Sky’s the limit
Let’s start a game with nine people and we give the first person selected the number one, the second person the number two, and so on until the last person selected gets the number nine. Everyone ends up with a number between one and nine. The average number for these nine people is five. Now we hire a consultant who concludes that no one should have a number less than the average, and recommends that the four people with the the numbers one to four should add five to their respective numbers. We follow this advice because the consultant is an expert, and we end up with one person with the number five, and two persons each with the numbers six, seven, eight and nine. The new average is 7.2. However, we now have five people with numbers below the average. What do we do?

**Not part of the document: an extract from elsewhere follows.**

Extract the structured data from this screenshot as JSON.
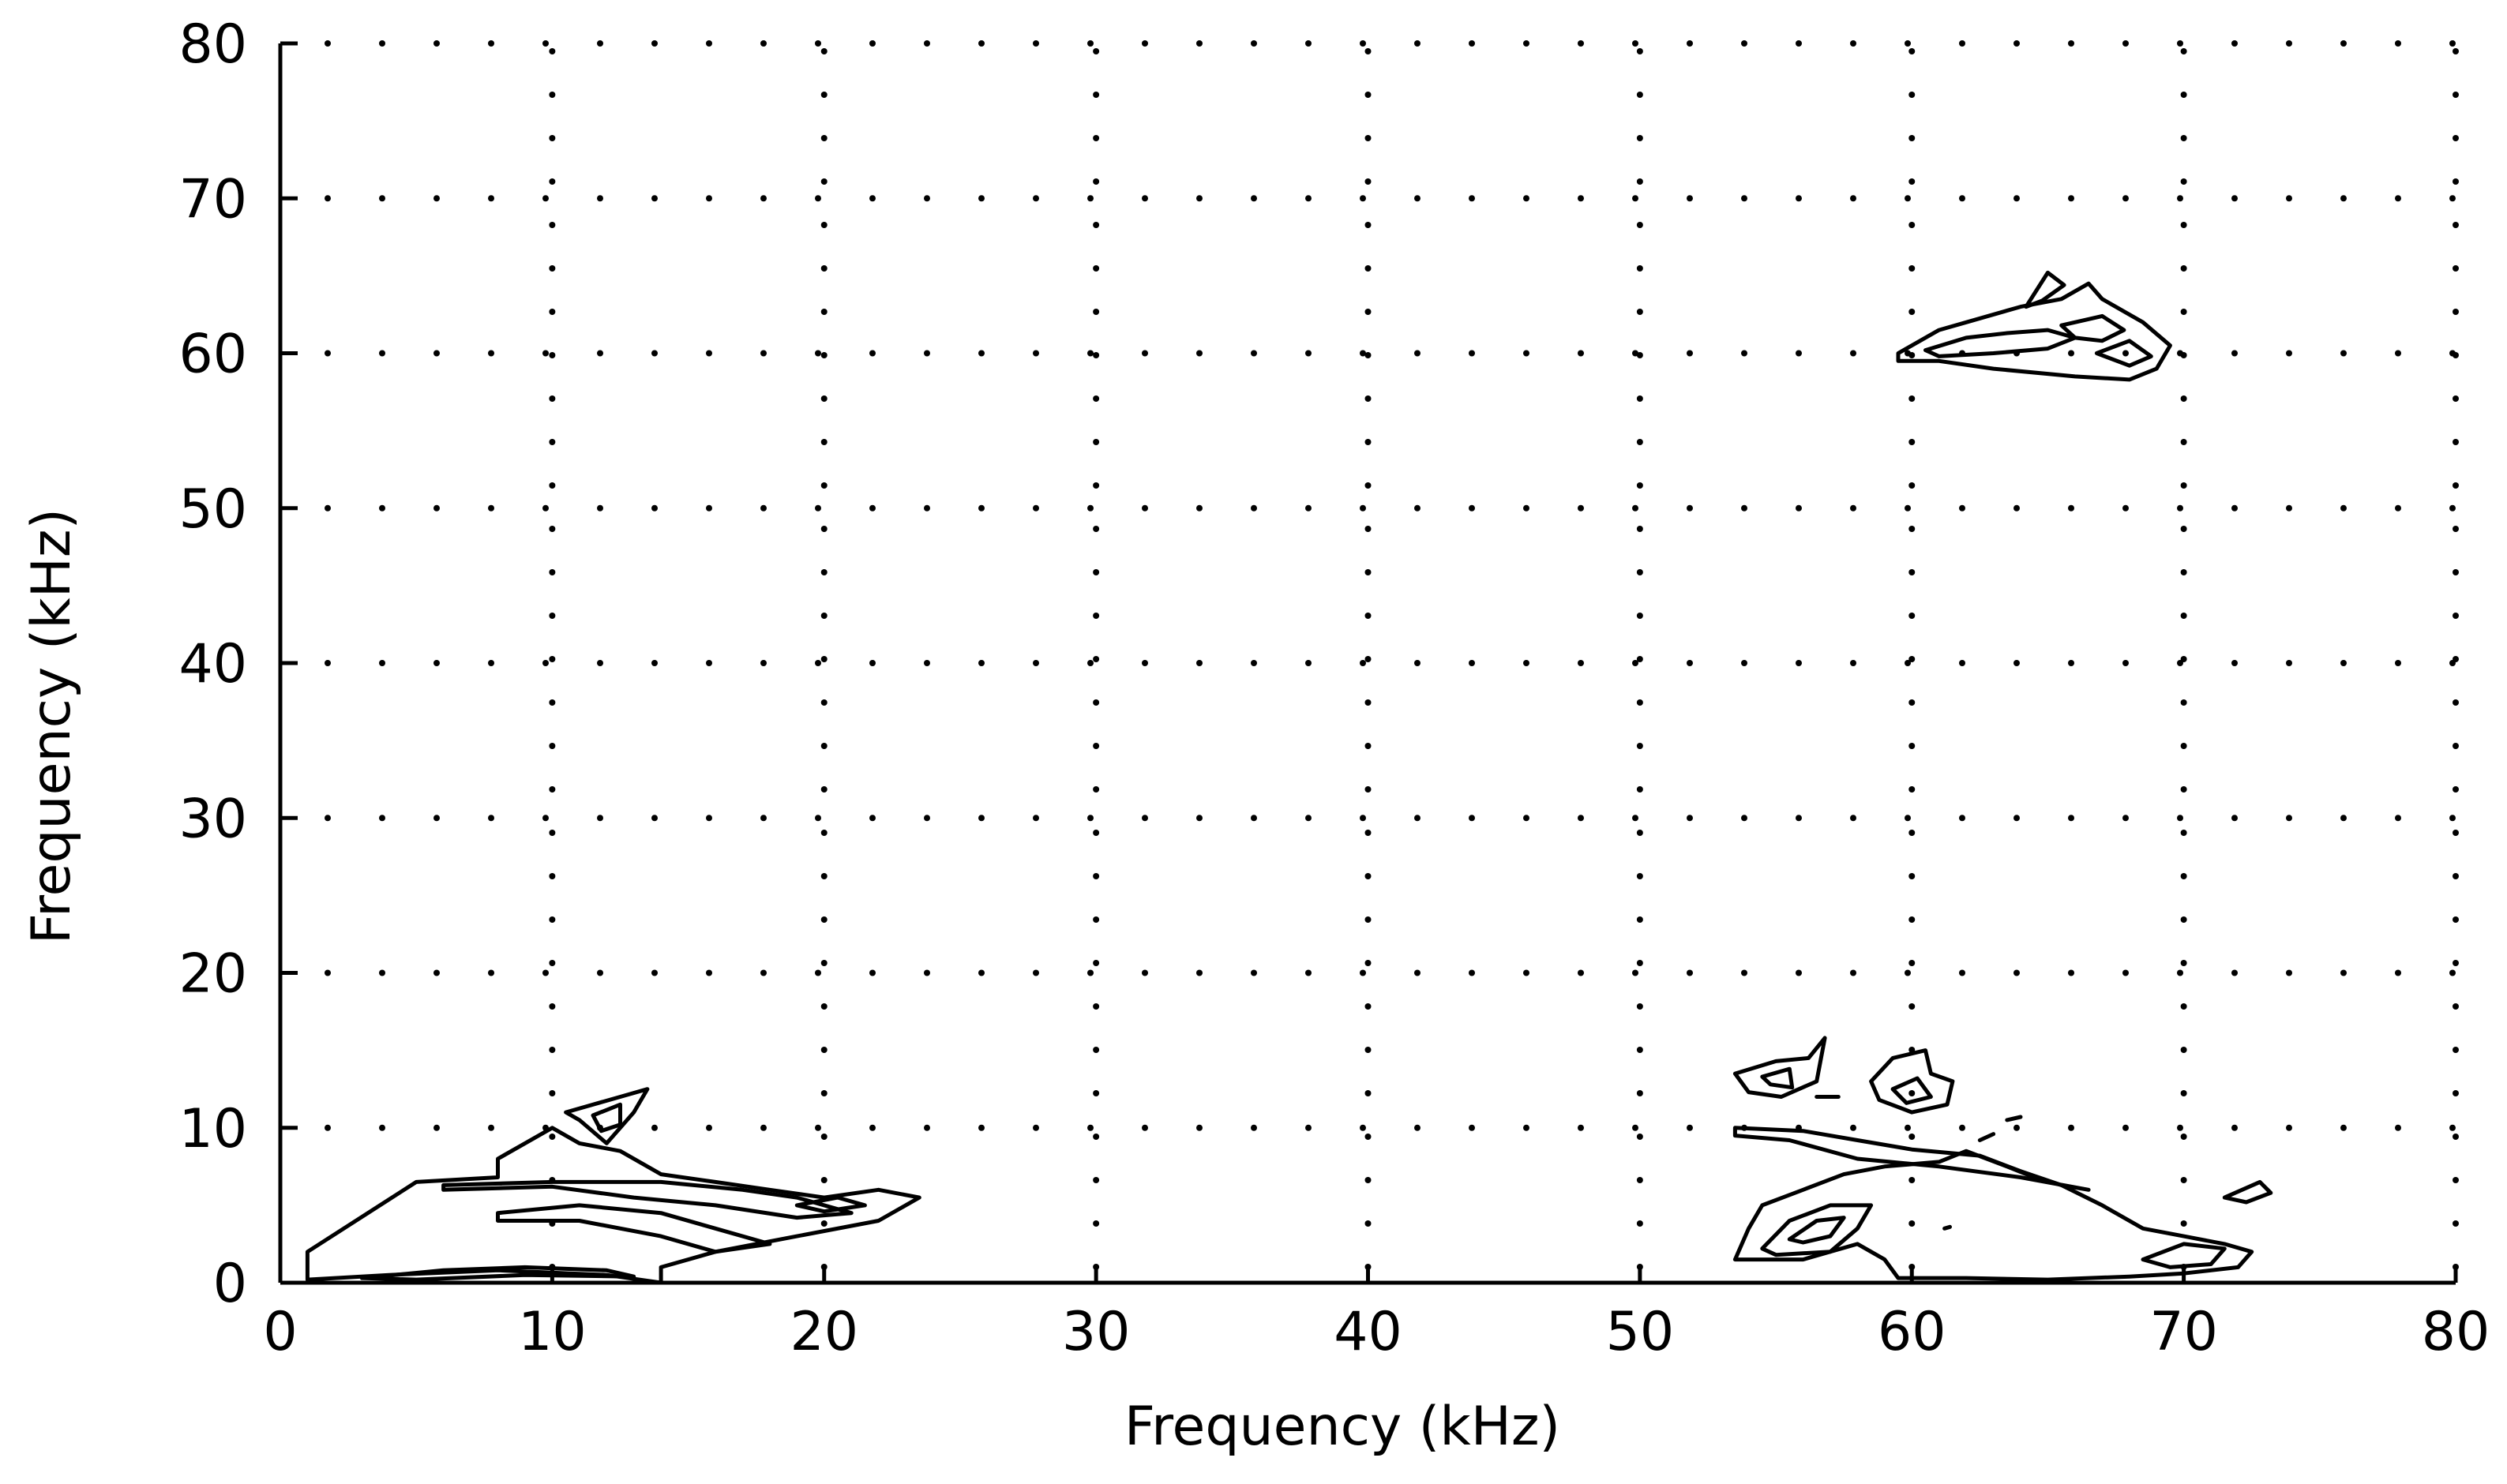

Our consultant tells us to add five to each of the numbers assigned to those unfortunate five people who currently have numbers of seven or less. Sounds like a good idea. By now you should see where this going. Everyone’s number will continually increase, as will the average. Regardless, there will always be some people below the average. That’s a key characteristic of a statistical distribution. There is no end to this game, unless, of course, everyone is given the same number. But the people are not the same, and so they do not deserve to have the same number. Some are better than others according to our consultant.
Welcome to the world of executive compensation and compensation consultants. In this world, the consultants recommend to each client that the CEO should be paid in the top 20% of the distribution, and the comparator groups are chosen to dramatically increase the range of compensation. The end results are similar to the simple game I just described since every CEO cannot be in the top 20%. Directors love this game, especially if they happen to be CEOs of other companies. No director will ever recommend placing her/his CEO’s compensation in the bottom half of the distribution. Isn’t this akin to admitting that you are not hiring the best? And every director only wants to hire the best because this is what is expected by the shareholders, whoever they might be on any particular day.
The events of the past 15 months have clearly demonstrated to everyone who has not had his head buried in the sand that there are very, very few super star CEOs. Most are barely competent. So why are we lavishing great riches on mediocrity? Because this is how this game is played!